The phenomenon also attracted the interest of the United States, and two U.S. experts on aerial warfare, a General Jimmy Doolittle and General David Sarnoff, went to Sweden in August of 1946, ostensibly on other unrelated business, but who also asked around to the Swedish military about the Ghost Rockets. In fact, they were given briefings on the phenomenon and able to interview many senior officers with the Swedish Air Force. The two generals went away convinced that the Ghost Rockets were a real thing and not a myth. When they brought their findings back to the United States, the Americans came to the conclusion that these were actual missiles being seen, likely top-secret V-1 or V-2 missiles being fired by the Germans from a rocket facility at the German seaside town of Peenemünde. Lt. Gen. Hoyt Vandenberg, who was the director of the Central Intelligence Group (CIG), would write a Top Secret memo to President Truman explaining this theory, saying:
The weight of evidence pointed to Peenemünde as origin of the missiles, that a US MA [military attaché] in Moscow had been told by a ‘key Swedish Air Officer’ that radar course-plotting had led to conclusion that Peenemünde was the launch site. CIG speculates that the missiles are extended-range developments of V-1 being aimed for the Gulf of Bothnia for test purposes and do not overfly Swedish territory specifically for intimidation; self-destruct by small demolition charge or burning.

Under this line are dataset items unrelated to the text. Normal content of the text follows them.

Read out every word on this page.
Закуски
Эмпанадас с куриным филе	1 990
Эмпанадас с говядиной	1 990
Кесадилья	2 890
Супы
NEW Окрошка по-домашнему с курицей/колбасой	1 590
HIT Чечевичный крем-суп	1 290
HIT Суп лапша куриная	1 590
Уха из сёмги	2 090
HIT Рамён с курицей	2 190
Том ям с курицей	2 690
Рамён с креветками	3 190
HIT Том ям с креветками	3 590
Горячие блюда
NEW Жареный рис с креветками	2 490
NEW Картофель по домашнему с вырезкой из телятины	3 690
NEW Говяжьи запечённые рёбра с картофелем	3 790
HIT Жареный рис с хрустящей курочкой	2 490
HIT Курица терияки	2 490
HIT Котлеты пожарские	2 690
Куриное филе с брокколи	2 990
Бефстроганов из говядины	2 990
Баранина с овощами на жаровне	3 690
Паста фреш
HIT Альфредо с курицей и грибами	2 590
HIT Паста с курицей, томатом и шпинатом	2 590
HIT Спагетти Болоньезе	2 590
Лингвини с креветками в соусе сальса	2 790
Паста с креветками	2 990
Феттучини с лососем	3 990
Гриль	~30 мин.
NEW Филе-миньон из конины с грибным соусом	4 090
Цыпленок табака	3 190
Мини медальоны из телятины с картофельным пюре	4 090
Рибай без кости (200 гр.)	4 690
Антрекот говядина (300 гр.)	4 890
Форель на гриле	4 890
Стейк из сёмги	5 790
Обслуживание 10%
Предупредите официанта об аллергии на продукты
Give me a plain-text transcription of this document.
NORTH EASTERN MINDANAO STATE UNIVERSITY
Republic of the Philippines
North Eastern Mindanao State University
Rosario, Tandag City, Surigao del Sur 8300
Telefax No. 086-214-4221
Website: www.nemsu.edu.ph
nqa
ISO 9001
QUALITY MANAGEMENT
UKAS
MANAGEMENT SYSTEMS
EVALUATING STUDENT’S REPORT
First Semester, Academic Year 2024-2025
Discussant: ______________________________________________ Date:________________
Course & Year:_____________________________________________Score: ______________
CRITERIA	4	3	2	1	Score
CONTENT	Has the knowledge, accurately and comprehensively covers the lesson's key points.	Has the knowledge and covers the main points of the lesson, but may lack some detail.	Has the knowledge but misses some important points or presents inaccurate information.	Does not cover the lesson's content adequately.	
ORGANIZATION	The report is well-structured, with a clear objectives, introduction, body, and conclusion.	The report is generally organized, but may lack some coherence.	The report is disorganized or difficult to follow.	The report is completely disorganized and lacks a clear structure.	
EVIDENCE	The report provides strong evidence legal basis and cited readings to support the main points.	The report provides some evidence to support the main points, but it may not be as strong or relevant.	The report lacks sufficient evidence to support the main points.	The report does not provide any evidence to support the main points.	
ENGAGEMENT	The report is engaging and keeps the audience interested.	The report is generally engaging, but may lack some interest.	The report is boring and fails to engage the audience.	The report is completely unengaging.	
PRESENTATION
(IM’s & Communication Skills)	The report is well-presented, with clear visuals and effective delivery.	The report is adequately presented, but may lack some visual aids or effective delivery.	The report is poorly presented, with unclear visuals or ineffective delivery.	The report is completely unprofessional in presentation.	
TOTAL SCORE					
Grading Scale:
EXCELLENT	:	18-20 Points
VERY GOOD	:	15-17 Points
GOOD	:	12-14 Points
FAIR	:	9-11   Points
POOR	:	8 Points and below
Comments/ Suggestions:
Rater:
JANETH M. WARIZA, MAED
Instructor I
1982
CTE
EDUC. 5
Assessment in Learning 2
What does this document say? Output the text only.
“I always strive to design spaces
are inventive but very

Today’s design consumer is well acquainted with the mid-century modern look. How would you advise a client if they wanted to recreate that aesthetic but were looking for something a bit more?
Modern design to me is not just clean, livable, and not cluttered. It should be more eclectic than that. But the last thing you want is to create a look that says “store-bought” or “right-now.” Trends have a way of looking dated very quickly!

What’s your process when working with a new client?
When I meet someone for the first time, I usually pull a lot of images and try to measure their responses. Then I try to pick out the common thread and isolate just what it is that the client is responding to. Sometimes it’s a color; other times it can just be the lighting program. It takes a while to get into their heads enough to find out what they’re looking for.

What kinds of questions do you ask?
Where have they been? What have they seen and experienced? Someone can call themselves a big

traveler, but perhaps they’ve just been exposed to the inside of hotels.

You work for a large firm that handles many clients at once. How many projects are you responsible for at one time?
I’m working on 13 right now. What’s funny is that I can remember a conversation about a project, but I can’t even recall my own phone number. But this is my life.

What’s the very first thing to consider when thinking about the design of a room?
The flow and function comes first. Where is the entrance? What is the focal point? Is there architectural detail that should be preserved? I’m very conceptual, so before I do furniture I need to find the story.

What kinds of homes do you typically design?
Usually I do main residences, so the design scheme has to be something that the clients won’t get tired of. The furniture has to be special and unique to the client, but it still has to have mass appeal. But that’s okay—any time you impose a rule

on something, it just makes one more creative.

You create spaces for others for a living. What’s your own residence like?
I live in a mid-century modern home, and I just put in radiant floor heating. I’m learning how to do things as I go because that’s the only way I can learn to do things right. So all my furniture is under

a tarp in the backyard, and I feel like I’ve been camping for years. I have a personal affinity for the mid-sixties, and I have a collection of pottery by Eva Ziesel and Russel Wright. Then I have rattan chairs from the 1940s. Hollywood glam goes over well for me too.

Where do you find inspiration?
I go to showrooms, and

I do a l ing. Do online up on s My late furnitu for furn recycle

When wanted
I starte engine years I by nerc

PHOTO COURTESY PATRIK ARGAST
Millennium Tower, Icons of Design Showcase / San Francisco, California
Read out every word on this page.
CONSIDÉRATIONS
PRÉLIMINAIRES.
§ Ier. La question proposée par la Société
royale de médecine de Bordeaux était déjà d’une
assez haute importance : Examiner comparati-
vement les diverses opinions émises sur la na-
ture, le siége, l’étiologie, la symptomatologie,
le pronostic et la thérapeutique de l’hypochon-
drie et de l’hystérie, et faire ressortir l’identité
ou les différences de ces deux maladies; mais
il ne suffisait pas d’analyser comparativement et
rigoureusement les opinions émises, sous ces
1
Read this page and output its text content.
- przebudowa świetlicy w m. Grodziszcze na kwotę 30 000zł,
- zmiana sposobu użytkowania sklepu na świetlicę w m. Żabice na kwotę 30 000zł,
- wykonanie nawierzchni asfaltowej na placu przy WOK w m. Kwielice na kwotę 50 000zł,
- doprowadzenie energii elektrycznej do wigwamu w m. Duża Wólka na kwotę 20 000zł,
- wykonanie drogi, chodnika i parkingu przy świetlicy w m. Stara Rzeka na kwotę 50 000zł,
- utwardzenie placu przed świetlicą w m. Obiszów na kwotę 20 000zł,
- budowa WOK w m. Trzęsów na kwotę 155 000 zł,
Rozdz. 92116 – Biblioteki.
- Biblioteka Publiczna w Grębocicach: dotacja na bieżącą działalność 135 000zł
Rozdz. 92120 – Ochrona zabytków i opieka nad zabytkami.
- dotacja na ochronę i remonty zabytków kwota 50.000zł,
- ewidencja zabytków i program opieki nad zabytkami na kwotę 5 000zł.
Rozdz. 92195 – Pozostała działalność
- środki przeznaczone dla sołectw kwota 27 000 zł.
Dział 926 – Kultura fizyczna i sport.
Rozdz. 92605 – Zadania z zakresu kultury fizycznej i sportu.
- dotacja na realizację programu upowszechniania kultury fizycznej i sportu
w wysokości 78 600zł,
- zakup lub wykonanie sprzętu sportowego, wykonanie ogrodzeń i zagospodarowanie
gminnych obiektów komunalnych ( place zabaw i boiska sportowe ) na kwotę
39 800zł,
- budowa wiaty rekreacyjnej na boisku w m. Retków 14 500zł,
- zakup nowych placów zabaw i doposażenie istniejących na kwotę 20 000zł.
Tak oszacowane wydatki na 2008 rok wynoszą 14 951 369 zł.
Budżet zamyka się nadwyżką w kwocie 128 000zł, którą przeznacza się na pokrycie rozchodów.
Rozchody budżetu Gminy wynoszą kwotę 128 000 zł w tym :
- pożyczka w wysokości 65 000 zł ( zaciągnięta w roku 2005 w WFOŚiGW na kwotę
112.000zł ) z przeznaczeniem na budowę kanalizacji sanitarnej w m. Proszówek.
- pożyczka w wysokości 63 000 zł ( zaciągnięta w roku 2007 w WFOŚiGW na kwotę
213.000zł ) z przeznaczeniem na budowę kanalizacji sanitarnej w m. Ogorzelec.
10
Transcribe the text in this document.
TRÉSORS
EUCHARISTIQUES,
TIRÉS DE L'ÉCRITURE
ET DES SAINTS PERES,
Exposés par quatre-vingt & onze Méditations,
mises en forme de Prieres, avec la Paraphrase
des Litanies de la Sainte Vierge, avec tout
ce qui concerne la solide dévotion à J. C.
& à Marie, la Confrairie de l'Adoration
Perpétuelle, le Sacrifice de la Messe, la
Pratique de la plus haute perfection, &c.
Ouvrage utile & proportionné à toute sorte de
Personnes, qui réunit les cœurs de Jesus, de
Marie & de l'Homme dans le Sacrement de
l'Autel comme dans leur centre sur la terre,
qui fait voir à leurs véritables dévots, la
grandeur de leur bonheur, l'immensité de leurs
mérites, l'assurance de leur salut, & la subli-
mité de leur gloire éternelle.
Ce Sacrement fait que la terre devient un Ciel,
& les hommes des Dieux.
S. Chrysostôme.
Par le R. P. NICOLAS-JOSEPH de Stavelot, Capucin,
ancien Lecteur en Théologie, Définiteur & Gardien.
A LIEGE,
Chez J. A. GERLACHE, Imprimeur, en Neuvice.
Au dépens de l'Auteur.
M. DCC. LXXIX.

The problem with this is that not only had there been no reported launches of any sort of missile or rocket from Peenemünde at the time, but missiles don’t speed up and slow down or do the extreme aerial acrobatics seen with the Ghost Rockets any more than meteorites do. Despite the widespread belief that these Ghost Rockets must have been meteorites, rockets, or both, the U.S. government seemed to remain open to the idea that they could have been something more outlandish and mysterious. In a top secret document by USAFE (United States Air Force Europe) from 1948 that was declassified in 1997, the Swedish Ghost Rockets are mentioned, as is a supposed crash of one of them that left a crater at the bottom of the lake, and the document says:
They (UFOs) have been reported by so many sources and from such a variety of places that we are convinced that they cannot be disregarded and must be explained on some basis which is perhaps slightly beyond the scope of our present intelligence thinking. When officers of this Directorate recently visited the Swedish Air Intelligence Service, this question was put to the Swedes. Their answer was that some reliable and fully technically qualified people have reached the conclusion that ‘these phenomena are obviously the result of a high technical skill which cannot be credited to any presently known culture on earth’. They are therefore assuming that these objects originate from some previously unknown or unidentified technology, possibly outside the earth. We are inclined not to discredit entirely this somewhat spectacular theory [extraterrestrial origins], meantime keeping an open mind on the subject.
The lights would disappear just as suddenly as they started, reports would dry up, and we would be left to wonder just what was going on here. To this day there has been no clear explanation for what caused the Ghost Rockets flap of 1946, despite much discussion and debate. Were these meteorites, rockets, some weird atmospheric phenomena, or all of the above? Or was it perhaps something altogether stranger and more otherworldly? Why did it all congregate in this region in 1946 and what is it that the governments involved might not be telling us? No one really knows, and the Scandinavian Ghost Rockets remain a curious unsolved mystery.